Trans fluid is a compromise between lubricating the bearings and gears while still providing enough friction that the synchronizers will function properly to match the gear speeds. Then there is the stiction that causes detent and syncro problems like the early 9-3 boxes.
So you can see that the oil will not be able to "fix" a crunchy syncro…
The few gearboxes I have taken apart that came with the blue/green MTL had very odd looking syncro’s, they were polished. One about a week after change on a low mileage viggen jammed Reverse syncro ring it would not come off the gear.
There are a few different trans fluid groups that have different combinations of these properties. I stick to the factory 0063 and just work to keep the trans temp within the limits of the fluid. Since after all it is not generally a bearing failure that kills our gearboxes but rather massive overload failures.
Having a couple 500hp one with 500ftlb the first box broke with 400tq.. and no drag strip. New one has a nastier clutch and more 1/4miles than I care to think about. With 8.5" Slicks there is no wheelspin.
Wheel-hop is the primary killer, after that spinning wheels and the associated tq spike when it bites. Has nothing to do with power delivery. You get 10x the spike when shifting hard running too much clutch Put it on a dyno and run it from 3rd to 4th in road mode while logging the tq. ouch. Sure will teach you to shift better after seeing that data. Also you want to run enough clutch to hold the power without being overly aggressive and the resulting shock loads.
Reuse the ring gear bolts? I use ARP bolts for all the ring gears. Cheaper than factory. I have reused the ring gear bolts a single time on low output cars. It is cheap insurance to replace.
Minimum parts to install a Quaife?
Quaife depends on app
Differential bearings 2x 12788353 ($39.45 ea)
Crush sleeve 55352125 ($58.05)
Locknut, Pinion 12755195 ($9.56)
Gasket kit 8781494 ($82.00)
MTF-0063 2x 93165290 ($10.50 ea)
ARP Ring Gear bolts Set of 12 KIT ($64.00 kit)
Shims As required (various numbers.)
Update Kit 5440516 ($237) LINK
(Prices Feb 2009 MSRP our price -15%, all these parts are stocked even though they may not be in the catalog.)
There are quite a few special tools required to keep you from chipping 5th gear or aid in calculating preload for example. I would leave gearbox rebuilding to someone that has done quite a few of these gearbox especially if you are running a high output car where the margin for error has been reduced with high loads. How long? Well depends on the car and the technician. Around 10 hours is quite reasonable. If there are more updates than just a diff count on a bit more time.
Some of my upgrades can only be done if you have access to a machine shop.
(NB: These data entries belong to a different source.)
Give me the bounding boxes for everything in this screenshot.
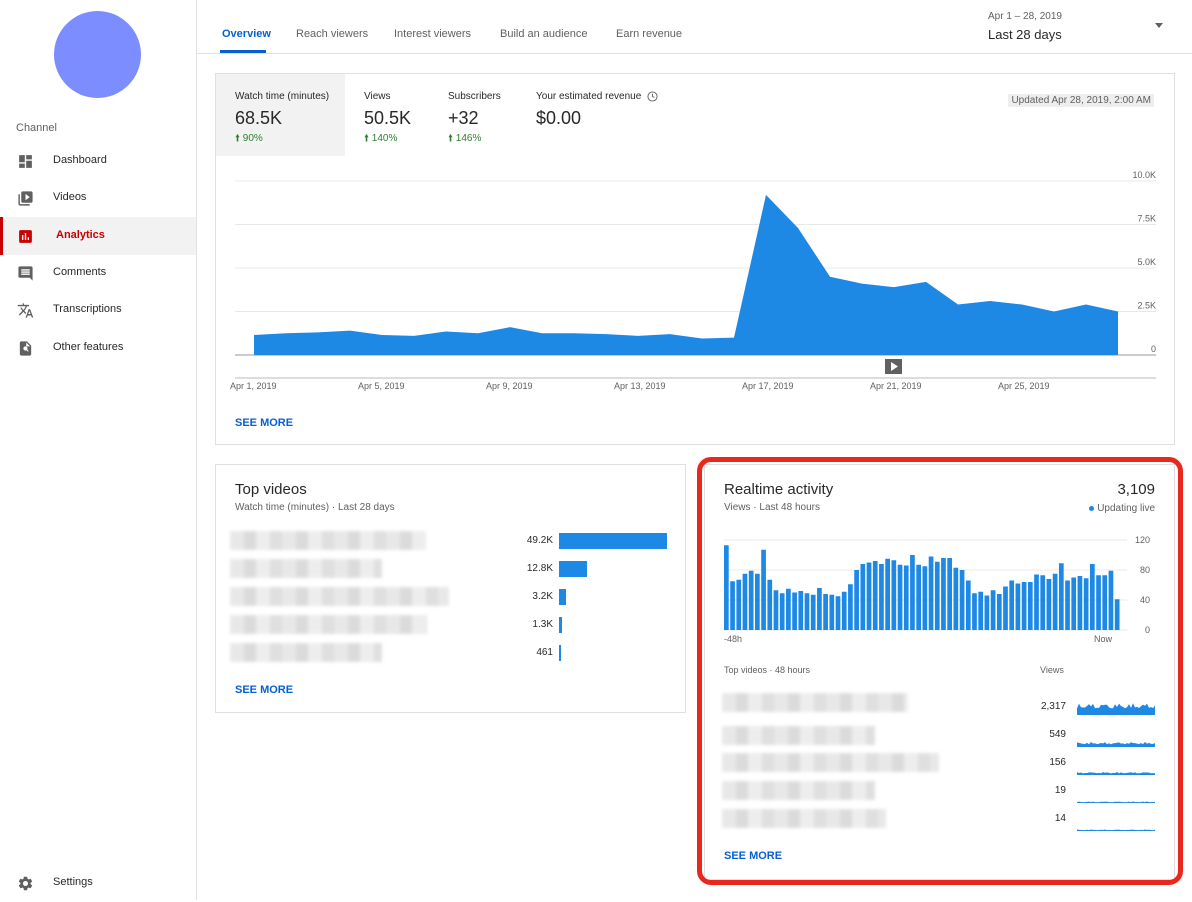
sidebar-item-other-features[interactable]: Other features — [0, 329, 196, 367]
x-tick-label: Apr 1, 2019 — [230, 381, 277, 391]
watch-time-chart: 10.0K 7.5K 5.0K 2.5K 0 Apr 1, 2019 Apr 5, 2019… — [230, 170, 1156, 391]
metric-watch-time[interactable]: Watch time (minutes) 68.5K 🠙 90% — [216, 74, 345, 156]
metric-value: 68.5K — [235, 108, 283, 128]
video-value: 1.3K — [532, 619, 553, 630]
sidebar-item-settings[interactable]: Settings — [0, 864, 196, 902]
chevron-down-icon[interactable] — [1155, 23, 1163, 28]
sidebar-item-label: Videos — [53, 191, 87, 203]
metric-subscribers[interactable]: Subscribers +32 🠙 146% — [429, 74, 517, 156]
video-value: 49.2K — [526, 535, 553, 546]
y-tick-label: 7.5K — [1137, 214, 1156, 224]
sidebar-item-label: Other features — [53, 341, 124, 353]
metric-value: 50.5K — [364, 108, 412, 128]
see-more-button[interactable]: SEE MORE — [235, 417, 293, 429]
sidebar: Channel Dashboard Videos Analytics Comme… — [0, 0, 197, 900]
x-tick-label: Apr 13, 2019 — [614, 381, 666, 391]
y-tick-label: 10.0K — [1132, 170, 1156, 180]
metric-change: 🠙 140% — [364, 133, 398, 144]
tab-earn-revenue[interactable]: Earn revenue — [616, 28, 682, 40]
metric-value: $0.00 — [536, 108, 582, 128]
sidebar-item-dashboard[interactable]: Dashboard — [0, 142, 196, 180]
video-bar — [559, 533, 667, 549]
video-value: 3.2K — [532, 591, 553, 602]
video-icon — [18, 191, 33, 206]
sidebar-item-label: Analytics — [56, 229, 105, 241]
updated-timestamp: Updated Apr 28, 2019, 2:00 AM — [1008, 94, 1154, 107]
metric-revenue[interactable]: Your estimated revenue $0.00 — [517, 74, 677, 156]
y-tick-label: 5.0K — [1137, 257, 1156, 267]
y-tick-label: 0 — [1151, 344, 1156, 354]
watch-time-area — [254, 194, 1118, 355]
see-more-button[interactable]: SEE MORE — [235, 684, 293, 696]
analytics-icon — [19, 230, 32, 243]
channel-avatar[interactable] — [54, 11, 141, 98]
gear-icon — [18, 876, 33, 891]
metric-value: +32 — [448, 108, 479, 128]
clock-icon — [647, 91, 658, 102]
arrow-up-icon: 🠙 — [235, 133, 243, 144]
sidebar-item-label: Settings — [53, 876, 93, 888]
tab-interest-viewers[interactable]: Interest viewers — [394, 28, 471, 40]
tab-reach-viewers[interactable]: Reach viewers — [296, 28, 368, 40]
highlight-outline — [697, 457, 1183, 885]
sidebar-item-label: Transcriptions — [53, 303, 122, 315]
video-bar — [559, 645, 561, 661]
date-range-text: Apr 1 – 28, 2019 — [988, 11, 1062, 22]
blurred-video-title[interactable] — [230, 615, 427, 634]
metric-title: Views — [364, 91, 391, 102]
other-features-icon — [19, 341, 32, 356]
video-value: 461 — [536, 647, 553, 658]
arrow-up-icon: 🠙 — [364, 133, 372, 144]
video-bar — [559, 617, 562, 633]
x-tick-label: Apr 25, 2019 — [998, 381, 1050, 391]
comment-icon — [18, 266, 33, 281]
active-tab-indicator — [220, 50, 266, 53]
blurred-video-title[interactable] — [230, 531, 426, 550]
video-bar — [559, 561, 588, 577]
card-title: Top videos — [235, 481, 307, 498]
sidebar-item-label: Dashboard — [53, 154, 107, 166]
metric-title: Subscribers — [448, 91, 501, 102]
sidebar-item-analytics[interactable]: Analytics — [0, 217, 196, 255]
metric-title: Watch time (minutes) — [235, 91, 330, 102]
sidebar-item-comments[interactable]: Comments — [0, 254, 196, 292]
channel-label: Channel — [16, 122, 57, 134]
x-tick-label: Apr 5, 2019 — [358, 381, 405, 391]
metric-change: 🠙 146% — [448, 133, 482, 144]
date-range-label[interactable]: Last 28 days — [988, 27, 1062, 42]
metric-change: 🠙 90% — [235, 133, 263, 144]
video-value: 12.8K — [526, 563, 553, 574]
tab-build-audience[interactable]: Build an audience — [500, 28, 587, 40]
y-tick-label: 2.5K — [1137, 301, 1156, 311]
arrow-up-icon: 🠙 — [448, 133, 456, 144]
sidebar-item-transcriptions[interactable]: Transcriptions — [0, 291, 196, 329]
sidebar-item-videos[interactable]: Videos — [0, 179, 196, 217]
x-tick-label: Apr 17, 2019 — [742, 381, 794, 391]
x-tick-label: Apr 9, 2019 — [486, 381, 533, 391]
metric-views[interactable]: Views 50.5K 🠙 140% — [345, 74, 429, 156]
translate-icon — [17, 303, 34, 318]
sidebar-item-label: Comments — [53, 266, 107, 278]
blurred-video-title[interactable] — [230, 587, 449, 606]
blurred-video-title[interactable] — [230, 559, 382, 578]
x-tick-label: Apr 21, 2019 — [870, 381, 922, 391]
blurred-video-title[interactable] — [230, 643, 382, 662]
overview-card: Watch time (minutes) 68.5K 🠙 90% Views 5… — [215, 73, 1175, 445]
top-videos-card: Top videos Watch time (minutes) · Last 2… — [215, 464, 686, 713]
analytics-tab-bar: Overview Reach viewers Interest viewers … — [197, 0, 1192, 54]
tab-overview[interactable]: Overview — [222, 28, 271, 40]
card-subtitle: Watch time (minutes) · Last 28 days — [235, 502, 395, 513]
video-bar — [559, 589, 567, 605]
dashboard-icon — [19, 155, 32, 168]
metric-title: Your estimated revenue — [536, 91, 658, 102]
Pinning the pinion brace, using a spacer instead of the crush sleeve etc.
No reproduction permitted
Nick Taliaferro 2009 Any questions just email me.
What do I have to do to use a viggen transmission into my 97 900se?
Well the biggest hurdle will be the driveshafts. The Viggen uses the F35 differential and the splines are not the same. So the quick answer is to get Viggen driveshafts right, partially. The Viggen also used the larger 9-5 outer CV joints. They have a larger diameter ABS ring too and will not clear the normal uprights. You could get the Vig ABS sensor mounts and have a local machine shop clearance the upright for the cv joint. Not sure how reasonable this is but probably the only easy option. Otherwise you can put a F25 diff inside with a gearbox rebuild and it will drop right in.